Infrastructure, privacy, and regional competition
SoftBank’s plan to create a robotics company that builds data centers spotlights another angle of the infrastructure push and a possible path to a very large IPO in time, according to TechCrunch. Proton’s CEO highlighted that privacy remains achievable in the AI era, though some threats still keep him up at night.
Meanwhile, Amazon and Meta are pushing regulators in India to curb PhonePe and Google Pay dominance, where those two platforms control roughly 80% of UPI payments. That battle could reshape payments distribution in one of the fastest-growing digital markets.
What to Watch
Here are the catalysts and risks that should be on your radar today and in the coming weeks.
- Earnings and guidance: Track cloud revenue growth from $AMZN, $MSFT and $GOOGL and listen for capex commentary. Guidance swings will move sentiment quickly.

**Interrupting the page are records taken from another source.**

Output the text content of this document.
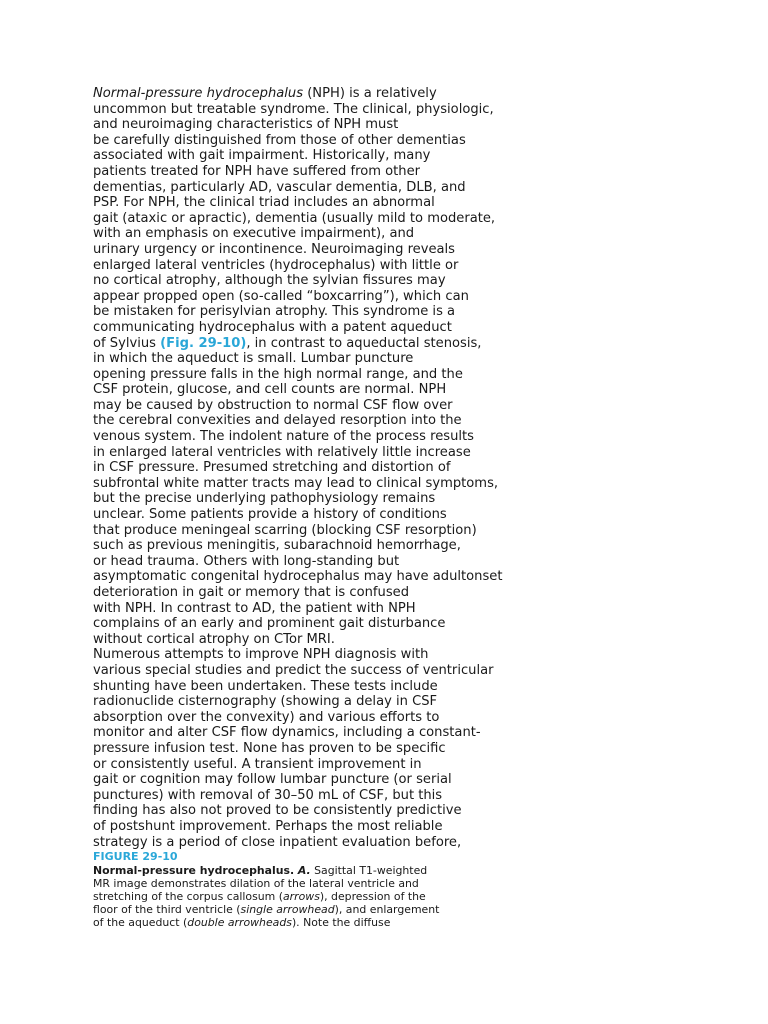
Normal-pressure hydrocephalus (NPH) is a relatively
uncommon but treatable syndrome. The clinical, physiologic,
and neuroimaging characteristics of NPH must
be carefully distinguished from those of other dementias
associated with gait impairment. Historically, many
patients treated for NPH have suffered from other
dementias, particularly AD, vascular dementia, DLB, and
PSP. For NPH, the clinical triad includes an abnormal
gait (ataxic or apractic), dementia (usually mild to moderate,
with an emphasis on executive impairment), and
urinary urgency or incontinence. Neuroimaging reveals
enlarged lateral ventricles (hydrocephalus) with little or
no cortical atrophy, although the sylvian fissures may
appear propped open (so-called “boxcarring”), which can
be mistaken for perisylvian atrophy. This syndrome is a
communicating hydrocephalus with a patent aqueduct
of Sylvius (Fig. 29-10), in contrast to aqueductal stenosis,
in which the aqueduct is small. Lumbar puncture
opening pressure falls in the high normal range, and the
CSF protein, glucose, and cell counts are normal. NPH
may be caused by obstruction to normal CSF flow over
the cerebral convexities and delayed resorption into the
venous system. The indolent nature of the process results
in enlarged lateral ventricles with relatively little increase
in CSF pressure. Presumed stretching and distortion of
subfrontal white matter tracts may lead to clinical symptoms,
but the precise underlying pathophysiology remains
unclear. Some patients provide a history of conditions
that produce meningeal scarring (blocking CSF resorption)
such as previous meningitis, subarachnoid hemorrhage,
or head trauma. Others with long-standing but
asymptomatic congenital hydrocephalus may have adultonset
deterioration in gait or memory that is confused
with NPH. In contrast to AD, the patient with NPH
complains of an early and prominent gait disturbance
without cortical atrophy on CTor MRI.
Numerous attempts to improve NPH diagnosis with
various special studies and predict the success of ventricular
shunting have been undertaken. These tests include
radionuclide cisternography (showing a delay in CSF
absorption over the convexity) and various efforts to
monitor and alter CSF flow dynamics, including a constant-
pressure infusion test. None has proven to be specific
or consistently useful. A transient improvement in
gait or cognition may follow lumbar puncture (or serial
punctures) with removal of 30–50 mL of CSF, but this
finding has also not proved to be consistently predictive
of postshunt improvement. Perhaps the most reliable
strategy is a period of close inpatient evaluation before,
FIGURE 29-10
Normal-pressure hydrocephalus. A. Sagittal T1-weighted
MR image demonstrates dilation of the lateral ventricle and
stretching of the corpus callosum (arrows), depression of the
floor of the third ventricle (single arrowhead), and enlargement
of the aqueduct (double arrowheads). Note the diffuse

- Capital spending cadence: Quarterly capex and margin commentary will indicate whether big-spend strategies are delivering expected revenue leverage.
- Regulatory moves: Follow India payments meetings and any EU/US privacy or competition actions, they can change competitive dynamics for years.
- Consumer friction points: Sony’s PlayStation clarification reduces a short-term risk for $SONY, but DRM and platform policies remain a variable for game publishers and retailers.
- Emerging market turnarounds: Watch how GoTo (Indonesia) executes on margins after its first profit, it’s a test case for other regional internet platforms.
Bottom Line
- Major cloud and AI capex is accelerating, and that investment is shaping winners and losers in infrastructure and software.
- European software results and developer headcount trends show demand is holding up, suggesting resilience rather than collapse.
- High capex supports long-term AI adoption, but it can pressure near-term margins, so you should watch guidance and free cash flow closely.
- Regulatory and privacy issues, including payments competition in India and AI-era data risks, remain watch points that can shift valuations.
- Smaller market stories, like GoTo’s first profit, highlight that operational fixes can pay off and are worth tracking for selective opportunities.
FAQ Section
Q: Will big tech’s higher capex hurt profits? A: In the near term, higher capex can weigh on margins, but analysts note the spending targets capacity for AI and cloud growth that can improve revenue and profitability over time.
Q: Does PlayStation now require monthly online checks? A: No, Sony clarified that a reported 30-day online license check is false, reducing consumer concern about new DRM requirements.
Q: Is AI causing a developer job collapse? A: Data suggests the developer population has grown since ChatGPT’s arrival, and reporting indicates AI is augmenting rather than eliminating broad developer demand.